Let me give you an example.
In the Air Force I was assigned to lead a large, complex organization. While I understood the basics, I was far from an expert in the various technical aspects of the organization’s mission. That meant I had two choices. I could “fake it” and pretend to have the expertise in those technical aspects, or I could admit that I didn’t have that expertise.
The first option would mean acting as though I really knew more than I did. No amount of positive self-talk or bluster would have made me an expert or convinced my organization that I was. In fact, it would have taken the real experts very little time to see the truth, after which my effectiveness as a leader would be severely compromised.
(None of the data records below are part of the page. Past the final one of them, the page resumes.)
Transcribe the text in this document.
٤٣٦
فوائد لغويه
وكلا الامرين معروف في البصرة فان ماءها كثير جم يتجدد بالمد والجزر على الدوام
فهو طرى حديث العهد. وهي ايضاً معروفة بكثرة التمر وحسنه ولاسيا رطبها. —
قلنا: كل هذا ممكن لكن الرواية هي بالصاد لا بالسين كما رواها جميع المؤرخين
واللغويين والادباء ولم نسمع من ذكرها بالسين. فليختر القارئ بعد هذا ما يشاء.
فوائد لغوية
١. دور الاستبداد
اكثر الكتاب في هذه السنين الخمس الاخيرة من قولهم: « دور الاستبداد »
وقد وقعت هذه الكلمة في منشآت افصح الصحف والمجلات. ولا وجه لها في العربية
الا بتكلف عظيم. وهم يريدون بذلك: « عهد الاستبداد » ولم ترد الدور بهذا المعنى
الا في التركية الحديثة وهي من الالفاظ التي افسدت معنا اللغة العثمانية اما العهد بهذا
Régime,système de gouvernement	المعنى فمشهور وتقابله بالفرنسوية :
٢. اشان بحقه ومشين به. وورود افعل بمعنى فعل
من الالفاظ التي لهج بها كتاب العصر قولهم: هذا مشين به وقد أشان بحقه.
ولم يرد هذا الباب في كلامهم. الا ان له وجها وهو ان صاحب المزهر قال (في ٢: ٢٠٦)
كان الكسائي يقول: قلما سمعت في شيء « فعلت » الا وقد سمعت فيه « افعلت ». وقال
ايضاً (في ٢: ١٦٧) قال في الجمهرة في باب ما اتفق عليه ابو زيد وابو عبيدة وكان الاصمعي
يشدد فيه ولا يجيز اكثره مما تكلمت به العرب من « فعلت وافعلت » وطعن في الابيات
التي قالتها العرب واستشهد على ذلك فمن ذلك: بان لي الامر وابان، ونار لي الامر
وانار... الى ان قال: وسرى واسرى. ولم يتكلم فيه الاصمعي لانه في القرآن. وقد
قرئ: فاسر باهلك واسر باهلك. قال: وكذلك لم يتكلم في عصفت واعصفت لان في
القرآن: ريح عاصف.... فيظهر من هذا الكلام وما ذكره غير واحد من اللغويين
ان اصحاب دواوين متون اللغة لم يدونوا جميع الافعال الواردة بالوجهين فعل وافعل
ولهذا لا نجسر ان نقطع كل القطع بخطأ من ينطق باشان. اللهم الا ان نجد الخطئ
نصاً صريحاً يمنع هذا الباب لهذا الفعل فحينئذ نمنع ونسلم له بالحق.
The second option would mean making myself vulnerable to the organization and potentially diminishing my effectiveness as a leader. This is the avenue I chose. But, this doesn’t mean I just shrugged my shoulders and said, “I’m not good at this.” Instead, I sat down with my leadership team, owned up to my weakness, and explained I would need their help while I filled in my knowledge gaps so I could better support them.
That organization went on to some amazing accomplishments under some difficult conditions. As the organization’s leader, I didn’t need to be the expert. Instead, I needed to support those who were the experts.
Positive thinking is powerful and leaders should strive to remain positive. But, authentic leadership also means being honest with yourself and your team.